John La Gerche died on 18 November 1914 and was buried in the Ballaarat old Cemetery with his wife Nora.

La Gerche was largely forgotten until the 1960s when his detailed pocket books turned up at the Victorian School of Forestry (VSF) at Creswick and then later in the 1980s his letters were found in a dusty cupboard in the old forest office at Melbourne.

A bushfire swept through much of the Creswick forest in February 1977 and destroyed many of the stands of trees he planted but it is possible to still to find some remnants.

In 1998, the La Gerche Trail was opened to commemorate his life and works. The walking trail was established by a senior lecturer from the nearby Forestry School, Ron Hateley, and students of the University of Melbourne, in collaboration with Victorian Landcare Centre which was based at the old nursery at that time.
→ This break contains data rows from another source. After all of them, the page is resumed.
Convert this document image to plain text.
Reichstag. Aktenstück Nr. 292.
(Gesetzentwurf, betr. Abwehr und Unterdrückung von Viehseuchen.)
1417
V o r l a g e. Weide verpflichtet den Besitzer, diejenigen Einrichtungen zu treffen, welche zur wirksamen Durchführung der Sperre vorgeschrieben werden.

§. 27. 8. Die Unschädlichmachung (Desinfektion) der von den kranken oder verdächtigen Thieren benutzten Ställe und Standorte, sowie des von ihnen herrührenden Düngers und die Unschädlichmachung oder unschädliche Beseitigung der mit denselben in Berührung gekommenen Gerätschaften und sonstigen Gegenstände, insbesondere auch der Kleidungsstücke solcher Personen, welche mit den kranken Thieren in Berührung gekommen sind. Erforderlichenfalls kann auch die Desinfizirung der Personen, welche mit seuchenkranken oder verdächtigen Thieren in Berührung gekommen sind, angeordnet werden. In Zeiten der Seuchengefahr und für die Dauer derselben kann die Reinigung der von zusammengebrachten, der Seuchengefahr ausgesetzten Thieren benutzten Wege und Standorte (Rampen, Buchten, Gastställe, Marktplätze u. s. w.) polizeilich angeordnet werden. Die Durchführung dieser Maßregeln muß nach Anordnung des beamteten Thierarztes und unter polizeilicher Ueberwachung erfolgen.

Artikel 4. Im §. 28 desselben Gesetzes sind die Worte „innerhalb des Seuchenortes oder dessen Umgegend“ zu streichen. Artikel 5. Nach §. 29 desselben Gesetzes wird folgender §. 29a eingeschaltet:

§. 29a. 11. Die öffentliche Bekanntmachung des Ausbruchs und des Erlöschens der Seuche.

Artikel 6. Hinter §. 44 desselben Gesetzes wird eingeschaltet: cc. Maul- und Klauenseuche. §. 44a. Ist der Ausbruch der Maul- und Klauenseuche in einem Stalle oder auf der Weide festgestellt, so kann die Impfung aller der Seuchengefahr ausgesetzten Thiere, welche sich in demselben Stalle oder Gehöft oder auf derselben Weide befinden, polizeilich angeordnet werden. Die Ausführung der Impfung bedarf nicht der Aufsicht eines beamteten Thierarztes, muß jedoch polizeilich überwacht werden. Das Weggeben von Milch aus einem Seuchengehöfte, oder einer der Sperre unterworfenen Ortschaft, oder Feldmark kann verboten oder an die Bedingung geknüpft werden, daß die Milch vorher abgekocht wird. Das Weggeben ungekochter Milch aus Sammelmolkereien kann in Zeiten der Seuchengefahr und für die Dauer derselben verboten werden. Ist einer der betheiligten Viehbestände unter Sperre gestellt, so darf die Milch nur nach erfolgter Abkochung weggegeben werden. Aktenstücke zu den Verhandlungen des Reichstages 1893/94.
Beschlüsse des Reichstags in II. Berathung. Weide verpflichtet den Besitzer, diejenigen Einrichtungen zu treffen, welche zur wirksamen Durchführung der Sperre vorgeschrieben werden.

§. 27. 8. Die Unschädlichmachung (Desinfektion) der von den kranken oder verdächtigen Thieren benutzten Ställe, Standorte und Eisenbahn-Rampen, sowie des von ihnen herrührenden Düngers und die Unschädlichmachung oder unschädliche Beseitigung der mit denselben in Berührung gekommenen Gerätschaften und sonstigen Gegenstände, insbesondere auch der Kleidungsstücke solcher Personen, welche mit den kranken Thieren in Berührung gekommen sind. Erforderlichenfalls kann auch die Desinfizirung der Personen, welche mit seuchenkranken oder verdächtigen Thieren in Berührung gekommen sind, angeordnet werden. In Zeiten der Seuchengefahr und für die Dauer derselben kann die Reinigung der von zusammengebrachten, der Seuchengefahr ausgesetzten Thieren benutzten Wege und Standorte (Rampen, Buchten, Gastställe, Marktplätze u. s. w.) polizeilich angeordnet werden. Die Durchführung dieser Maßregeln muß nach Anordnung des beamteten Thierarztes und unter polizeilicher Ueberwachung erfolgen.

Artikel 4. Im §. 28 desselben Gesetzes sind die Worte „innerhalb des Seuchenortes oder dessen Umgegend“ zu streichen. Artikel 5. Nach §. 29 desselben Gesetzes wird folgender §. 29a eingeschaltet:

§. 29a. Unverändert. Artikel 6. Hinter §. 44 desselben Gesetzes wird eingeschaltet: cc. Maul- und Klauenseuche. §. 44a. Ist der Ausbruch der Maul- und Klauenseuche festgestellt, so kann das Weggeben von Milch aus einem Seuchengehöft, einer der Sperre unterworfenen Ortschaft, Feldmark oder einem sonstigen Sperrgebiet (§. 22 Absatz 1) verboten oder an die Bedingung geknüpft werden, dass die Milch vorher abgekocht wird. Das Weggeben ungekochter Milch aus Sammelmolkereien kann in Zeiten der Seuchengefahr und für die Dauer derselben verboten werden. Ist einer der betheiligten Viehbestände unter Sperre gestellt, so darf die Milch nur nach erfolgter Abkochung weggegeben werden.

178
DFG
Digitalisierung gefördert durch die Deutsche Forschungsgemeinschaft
It is now managed by Parks Victoria.

A commemorative statue of John La Gerche can be found on the trail which was carved by the Creswick Railway Workshops Association in 2014 from a fallen 112-year old Sequoia sempervirens (Californian Redwood), believed to have been planted in 1902 by La Gerche's successor, John Johnson who was then the Superintendent of State Plantations.

The Sawpit Gully area, including the nursery site and plantation, was granted heritage status in 2015.